Concert Est-Ouest – Double-anniversaire Sikora/Lutoslawski
Concert Est-Ouest – Double-anniversaire Sikora/Lutoslawski, œuvres de Luis Fernando Rizo-Salom, Wojtek Blecharz, Edith Canat de Chizy, Elzbieta Sikora, Witold Lutoslawski
Lutoslawski aurait cent ans et Sikora souffle soixante dix bougies. Compositeurs polonais dont les œuvres sont jouées dans le monde entier, ils représentent deux générations distinctes : le premier travaille sur « l’aléatoire » tandis que la seconde inclut dans son écriture une grande connaissance de l’électronique.
De Witold Lutoslawski, est donné Chain 1, pour flûte, hautbois, clarinette, basson, cor, trompette, trombone, percussion, clavecin, deux violons, alto, violoncelle et contrebasse. La pièce est ludique et chaque instrument appelle. Des jeux de pizzicatis aux cuivres lancinants, les instruments jouent en solos ou duos - clarinette avec flûte, violoncelle et contrebasse – et se rencontrent, en décalé ou en osmose.

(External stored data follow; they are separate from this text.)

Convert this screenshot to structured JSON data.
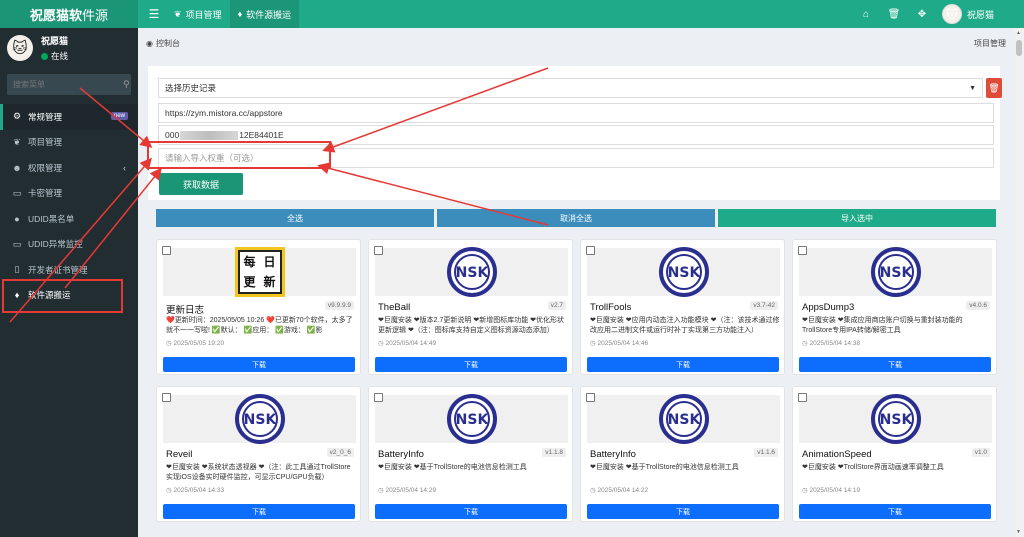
{
  "topbar": {
    "brand_main": "祝愿猫软",
    "brand_sub": "件源",
    "tabs": [
      {
        "label": "项目管理",
        "icon": "leaf-icon"
      },
      {
        "label": "软件源搬运",
        "icon": "diamond-icon"
      }
    ],
    "username": "祝愿猫"
  },
  "sidebar": {
    "username": "祝愿猫",
    "status": "在线",
    "search_placeholder": "搜索菜单",
    "items": [
      {
        "label": "常规管理",
        "badge": "new"
      },
      {
        "label": "项目管理"
      },
      {
        "label": "权限管理"
      },
      {
        "label": "卡密管理"
      },
      {
        "label": "UDID黑名单"
      },
      {
        "label": "UDID异常监控"
      },
      {
        "label": "开发者证书管理"
      },
      {
        "label": "软件源搬运"
      }
    ]
  },
  "header": {
    "breadcrumb": "控制台",
    "right": "项目管理"
  },
  "form": {
    "history_select": "选择历史记录",
    "url_value": "https://zym.mistora.cc/appstore",
    "udid_prefix": "000",
    "udid_suffix": "12E84401E",
    "weight_placeholder": "请输入导入权重（可选）",
    "fetch_button": "获取数据"
  },
  "actions": {
    "select_all": "全选",
    "deselect_all": "取消全选",
    "import_selected": "导入选中"
  },
  "apps": [
    {
      "name": "更新日志",
      "version": "v9.9.9.9",
      "date": "2025/05/05 19:20",
      "desc": "❤️更新时间：2025/05/05 10:26 ❤️已更新70个软件，太多了就不一一写啦! ✅默认： ✅应用： ✅游戏： ✅影",
      "logo": "daily",
      "download": "下载"
    },
    {
      "name": "TheBall",
      "version": "v2.7",
      "date": "2025/05/04 14:49",
      "desc": "❤巨魔安装 ❤版本2.7更新说明 ❤新增图标库功能 ❤优化形状更新逻辑 ❤（注：图标库支持自定义图标资源动态添加）",
      "logo": "nsk",
      "download": "下载"
    },
    {
      "name": "TrollFools",
      "version": "v3.7-42",
      "date": "2025/05/04 14:46",
      "desc": "❤巨魔安装 ❤应用内动态注入功能模块 ❤（注：该技术通过修改应用二进制文件或运行时补丁实现第三方功能注入）",
      "logo": "nsk",
      "download": "下载"
    },
    {
      "name": "AppsDump3",
      "version": "v4.0.6",
      "date": "2025/05/04 14:38",
      "desc": "❤巨魔安装 ❤集成应用商店账户切换与重封装功能的TrollStore专用IPA转储/解密工具",
      "logo": "nsk",
      "download": "下载"
    },
    {
      "name": "Reveil",
      "version": "v2_0_6",
      "date": "2025/05/04 14:33",
      "desc": "❤巨魔安装 ❤系统状态透视器 ❤（注：此工具通过TrollStore实现iOS设备实时硬件监控，可显示CPU/GPU负载）",
      "logo": "nsk",
      "download": "下载"
    },
    {
      "name": "BatteryInfo",
      "version": "v1.1.8",
      "date": "2025/05/04 14:29",
      "desc": "❤巨魔安装 ❤基于TrollStore的电池信息检测工具",
      "logo": "nsk",
      "download": "下载"
    },
    {
      "name": "BatteryInfo",
      "version": "v1.1.6",
      "date": "2025/05/04 14:22",
      "desc": "❤巨魔安装 ❤基于TrollStore的电池信息检测工具",
      "logo": "nsk",
      "download": "下载"
    },
    {
      "name": "AnimationSpeed",
      "version": "v1.0",
      "date": "2025/05/04 14:19",
      "desc": "❤巨魔安装 ❤TrollStore界面动画速率调整工具",
      "logo": "nsk",
      "download": "下载"
    }
  ],
  "colors": {
    "topbar": "#1fab89",
    "sidebar": "#222d32",
    "select_all": "#3c8dbc",
    "deselect_all": "#3c8dbc",
    "import": "#1fab89",
    "download": "#0d6efd",
    "annotation": "#e53935"
  }
}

Lutoslawski, compositeur et chef d’orchestre, digne héritier de Chopin et de Szymanowski considéré comme un «classique moderne» a élaboré un nouveau langage musical. Comme eux, il a puisé dans la musique populaire polonaise, comme l’avait fait avant lui Bartok auquel il rend hommage, avec Musique funèbre, composée en 53. «Ce qui compte, c’est la substance de la musique. L’émotion est le but extrême de la musique» confiait-il à Elzbieta Sikora, qui l’interviewait, en 93.

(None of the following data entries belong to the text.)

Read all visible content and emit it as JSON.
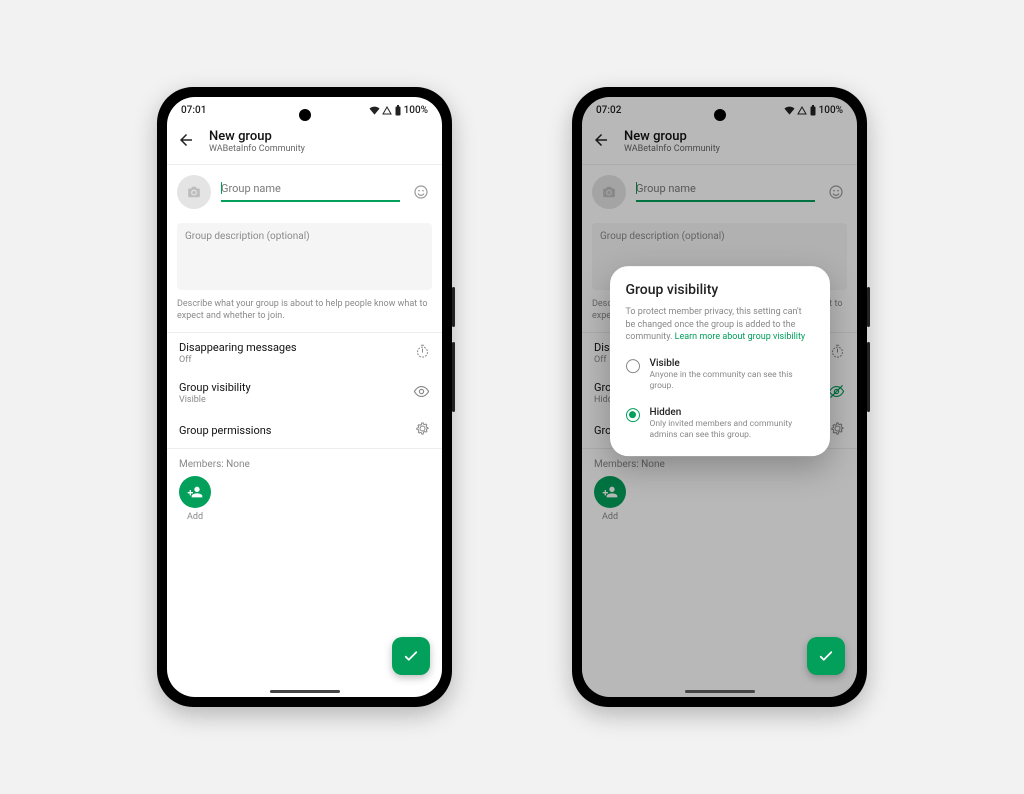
{
  "status": {
    "time_a": "07:01",
    "time_b": "07:02",
    "battery": "100%"
  },
  "header": {
    "title": "New group",
    "subtitle": "WABetaInfo Community"
  },
  "name": {
    "placeholder": "Group name"
  },
  "desc": {
    "placeholder": "Group description (optional)",
    "help": "Describe what your group is about to help people know what to expect and whether to join."
  },
  "rows": {
    "disappearing": {
      "title": "Disappearing messages",
      "value": "Off"
    },
    "visibility_a": {
      "title": "Group visibility",
      "value": "Visible"
    },
    "visibility_b": {
      "title": "Group visibility",
      "value": "Hidden"
    },
    "permissions": {
      "title": "Group permissions"
    }
  },
  "members": {
    "label": "Members: None",
    "add": "Add"
  },
  "modal": {
    "title": "Group visibility",
    "desc": "To protect member privacy, this setting can't be changed once the group is added to the community. ",
    "link": "Learn more about group visibility",
    "opt_visible": {
      "title": "Visible",
      "desc": "Anyone in the community can see this group."
    },
    "opt_hidden": {
      "title": "Hidden",
      "desc": "Only invited members and community admins can see this group."
    }
  },
  "icons": {
    "back": "back-arrow-icon",
    "camera": "camera-icon",
    "emoji": "emoji-icon",
    "timer": "timer-icon",
    "eye": "eye-icon",
    "eye_off": "eye-off-icon",
    "gear": "gear-icon",
    "add_person": "add-person-icon",
    "check": "check-icon",
    "wifi": "wifi-icon",
    "signal": "signal-icon",
    "battery": "battery-icon"
  }
}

Sikora présente, en création mondiale, Twilling-Sonophère 1, pièce pour hautbois solo, deux violons, alto, violoncelle, contrebasse et électronique. Le travail du hautbois se fait dans les suraigus et apporte une dramatisation, comme un cri d’appel ou une sirène entêtée. L’instrument joue les grands écarts entre aigus et graves (Hélène Devilleneuve, magnifique soliste). La montée des cordes, subtile, s’organise en mouvements ronds et en spirale, obligeant les solistes à une écoute respective aiguë. La balade au violon est d’une grande douceur et ressemble à des jeux d’eau. Les notes se suspendent avant une reprise progressive, imprimant à l’ensemble un air de méditation. Il y a de la gravité en même temps qu’une fragilité cristalline donnée par le bruissement des touches. La tonalité des trois violons est magnifiquement harmonieuse.

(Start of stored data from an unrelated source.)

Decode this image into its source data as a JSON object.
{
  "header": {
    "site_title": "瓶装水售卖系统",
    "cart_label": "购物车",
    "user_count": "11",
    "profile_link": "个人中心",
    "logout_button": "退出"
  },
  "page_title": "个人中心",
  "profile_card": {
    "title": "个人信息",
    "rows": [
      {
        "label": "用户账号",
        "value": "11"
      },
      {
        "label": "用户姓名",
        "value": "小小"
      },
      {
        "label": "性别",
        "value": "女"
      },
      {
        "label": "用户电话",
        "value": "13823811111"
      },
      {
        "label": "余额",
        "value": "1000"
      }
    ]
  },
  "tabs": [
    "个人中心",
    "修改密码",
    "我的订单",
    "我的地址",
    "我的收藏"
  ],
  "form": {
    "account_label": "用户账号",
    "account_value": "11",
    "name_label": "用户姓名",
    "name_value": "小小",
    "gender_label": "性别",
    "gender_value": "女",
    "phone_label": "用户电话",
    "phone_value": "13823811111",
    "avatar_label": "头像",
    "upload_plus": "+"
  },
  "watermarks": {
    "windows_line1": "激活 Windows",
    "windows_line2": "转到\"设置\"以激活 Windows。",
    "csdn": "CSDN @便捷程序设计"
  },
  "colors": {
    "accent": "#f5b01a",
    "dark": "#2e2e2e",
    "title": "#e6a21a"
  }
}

Compositrice franco-polonaise, Sikora a fait ses études de composition à Varsovie, avec Tadeusz Baird et Zbigniew Rudzinski, puis étudié la musique électroacoustique avec Pierre Schaeffer et François Bayle et suivi des stages d’informatique musicale à l’IRCAM. Elle a composé une cinquantaine d’œuvres instrumentales, vocales, électroacoustiques et mixtes, dont plusieurs ont été enregistrées, et reçu de nombreux prix. Son dernier opéra, Madame Curie, créé à l’auditorium de l’Unesco en novembre 2011, a été remarqué par la critique internationale et a reçu un accueil chaleureux du public.
Autour de Lutoslawski et Sikora, trois œuvres ont également été présentées au cours de la soirée : Pluie, vapeur, vitesse, hommage à Turner, d’Edith Canat de Chizy ; Torpor de Wojtek Blecharz et Quatre pantomimes pour six, de Luis Fernando Rizo-Salom, jeune compositeur colombien qui vient de disparaître tragiquement, et à qui est dédié ce concert, chaque compositeur apportant son univers propre.
Les musiciens de l’Ensemble Court-Circuit, dirigés par Jean Deroyer, leur directeur artistique, ont traversé ces œuvres aux notations singulières et s’impliquent aussi dans des projets interdisciplinaires. Deroyer fait un parcours sans faute : il a dirigé entre autre l’Ensemble Intercontemporain, l’Orchestre de Paris et l’Orchestre Philharmonique de Radio-France. Sa sensibilité passe par un engagement corporel impressionnant.
La réalisation en informatique musicale, de Vincent Laubeuf (Motus) et Tom Mays -qui assure aussi le karlax-, et la projection sonore d’Olivier Lamarche sont des pièces maîtresse dans cette chaleureuse soirée, réalisée avec le soutien de l’Institut Adam Mickiewicz et de l’Institut polonais de Paris qui a édité une superbe plaquette. Félicitations aux compositeurs et instrumentistes, ainsi qu’aux organisateurs.
Brigitte Rémer
Concert du 6 septembre, programmé au Conservatoire à rayonnement régional de Paris. Retransmission par France Musique, lundi 16 septembre, à 20h.
Le 10 décembre à 18h, Reflets irisés, rencontre avec Elzbieta Sikora au Centre de documentation de la musique contemporaine.